As you certainly have observed quite some amount of code is needed. Furthermore, when you execut it you will observe that a WholeStageCodegen stage is added to execute the custom JVM based UDF. This is not the case for this catalyst native implementation of exact percentiles which nowadays ships directly out of the box with spark (at least for 3.0.1 which I am working with).

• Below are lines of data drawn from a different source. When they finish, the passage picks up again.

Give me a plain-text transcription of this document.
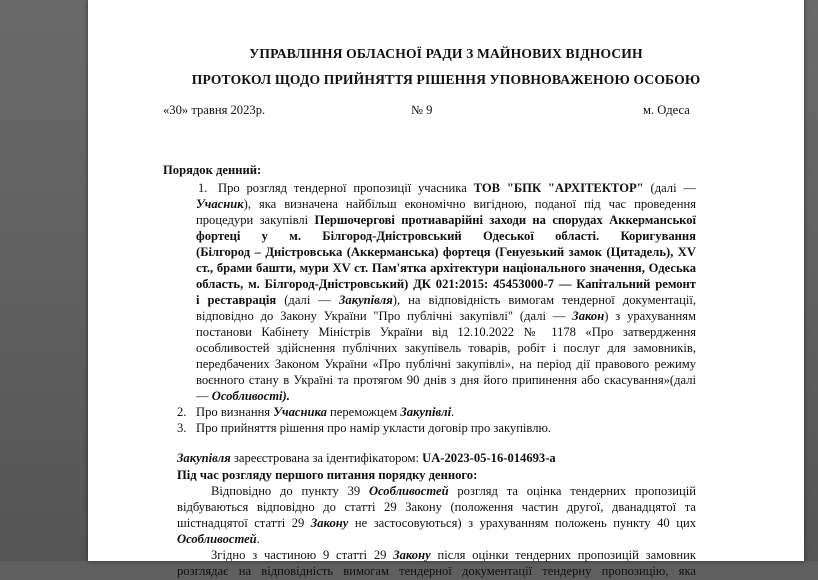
УПРАВЛІННЯ ОБЛАСНОЇ РАДИ З МАЙНОВИХ ВІДНОСИН
ПРОТОКОЛ ЩОДО ПРИЙНЯТТЯ РІШЕННЯ УПОВНОВАЖЕНОЮ ОСОБОЮ
«30» травня 2023р.	№ 9	м. Одеса
Порядок денний:
1. Про розгляд тендерної пропозиції учасника ТОВ "БПК "АРХІТЕКТОР" (далі —
Учасник), яка визначена найбільш економічно вигідною, поданої під час проведення
процедури закупівлі Першочергові протиаварійні заходи на спорудах Аккерманської
фортеці у м. Білгород-Дністровський Одеської області. Коригування
(Білгород – Дністровська (Аккерманська) фортеця (Генуезький замок (Цитадель), XV
ст., брами башти, мури XV ст. Пам'ятка архітектури національного значення, Одеська
область, м. Білгород-Дністровський) ДК 021:2015: 45453000-7 — Капітальний ремонт
і реставрація (далі — Закупівля), на відповідність вимогам тендерної документації,
відповідно до Закону України "Про публічні закупівлі" (далі — Закон) з урахуванням
постанови Кабінету Міністрів України від 12.10.2022 № 1178 «Про затвердження
особливостей здійснення публічних закупівель товарів, робіт і послуг для замовників,
передбачених Законом України «Про публічні закупівлі», на період дії правового режиму
воєнного стану в Україні та протягом 90 днів з дня його припинення або скасування»(далі
— Особливості).
2. Про визнання Учасника переможцем Закупівлі.
3. Про прийняття рішення про намір укласти договір про закупівлю.
Закупівля зареєстрована за ідентифікатором: UA-2023-05-16-014693-а
Під час розгляду першого питання порядку денного:
Відповідно до пункту 39 Особливостей розгляд та оцінка тендерних пропозицій
відбуваються відповідно до статті 29 Закону (положення частин другої, дванадцятої та
шістнадцятої статті 29 Закону не застосовуються) з урахуванням положень пункту 40 цих
Особливостей.
Згідно з частиною 9 статті 29 Закону після оцінки тендерних пропозицій замовник
розглядає на відповідність вимогам тендерної документації тендерну пропозицію, яка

percsdf = sdf.groupBy("category").agg(expr("percentile(foo, array(0.25, 0.5, 0.75))").alias("foo_percentiles"))
percsdf.show()

from pyspark.sql import DataFrame

# base on:
# perc_df.withColumn('xx', col('foo_percentiles').getItem(0).getItem('value')).show()
def unpack_percentiles_exact(percentiles, columns = None):
    """
    Extracts the output of `exactPercentilesUDF` (i.e. Array of percentile value and percentile) to separate columns for better downstream handling
    Based on the idea of https://github.com/apache/spark/pull/23877 and https://mungingdata.com/pyspark/chaining-dataframe-transformations/
    """
    def _(df: DataFrame):
        if columns is None:
            columns_with_percentiles = [c for c in df.columns if '_percentiles' in c]
        else:
            columns_with_percentiles = [f'{c}_percentiles' for c in columns]
            
        for c in columns_with_percentiles:
            print(c)
            for i,p in enumerate(percentiles):
                p_string = str(p).replace(".", "")
                print(f"{c}_{p_string}")
                df = df.withColumn(f"{c}_{p_string}", col(c).getItem(i))
            df = df.drop(c)
        return df
    return _
    
percsdf.transform(unpack_percentiles_exact([0.25, 0.5, 0.75])).show()

I like that this native implementation is even faster than my hand-rolled variant! Furthermore, the amount of code needed is dreastically reduced. Also no two separate code-bases and a custom build in scala are required. This drastically simplifes the calculation of percentiles and makes it accessible to many more people.

TLDR

Spark supports a percentile SQL function to compute exact percentiles. It is not scalable (similar to my custom implementation) and needs to fit all values (i.e. for a key) into RAM. So far, I have not found it in the python or Scala API - therefore it needs to be executed using the string based expr("percentile(my_column, array(0.25, 0.5, 0.75))") notation.

I have learnt quite some things of how to integrate pySpark with its more native Scala API to keep things fast.